Now, let's find the ratio of the number of moles for methane to oxygen.
(200/22.4 mol)/(100/22.4 mol) = 200/100 = 2.
The ratio tells us that the volume of methane is twice the volume of oxygen that diffused. Therefore, we can conclude that it will take twice the time for methane to diffuse compared to oxygen.
Since oxygen took 1 second to diffuse (5 cm3/sec x 100/22.4 sec = 5 seconds), methane will take 2 seconds to diffuse through the same plug under similar conditions.
So, it will take 2 seconds for 200 cm3 of methane to diffuse through the same plug.
To determine the time it will take for 200cm3 of methane to diffuse through the same porous plug under similar conditions, we can use a proportion based on the rates of diffusion.

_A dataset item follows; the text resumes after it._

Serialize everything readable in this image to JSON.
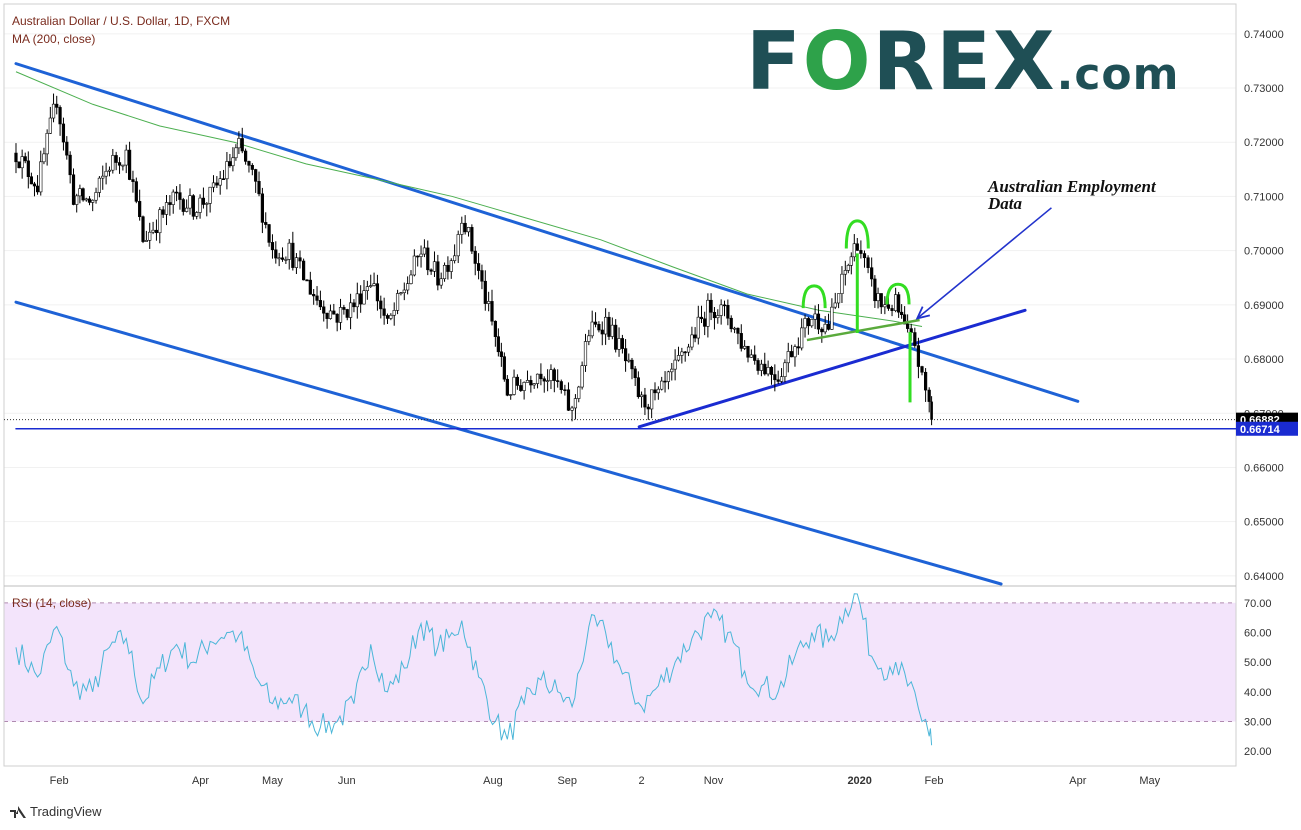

First, we need to find the time it takes for 100cm3 of oxygen to diffuse. We can divide the volume of oxygen (100cm3) by the rate of diffusion (5cm3/sec):
Time for 100cm3 of oxygen to diffuse = 100cm3 / 5cm3/sec = 20 seconds
Now, we can use this information to find the time it takes for 200cm3 of methane to diffuse. We set up a proportion based on the volumes and times:
Time for 100cm3 of oxygen / Volume of oxygen = Time for 200cm3 of methane / Volume of methane
20 seconds / 100cm3 = Time for 200cm3 of methane / 200cm3
Now we can solve for the unknown time:
20 seconds / 100cm3 = Time for 200cm3 of methane / 200cm3
Cross multiplying:
(20 seconds * 200cm3) / 100cm3 = Time for 200cm3 of methane
4000 seconds = Time for 200cm3 of methane
Therefore, it will take 4000 seconds for 200cm3 of methane to diffuse through the same porous plug at a rate of 5cm3/sec.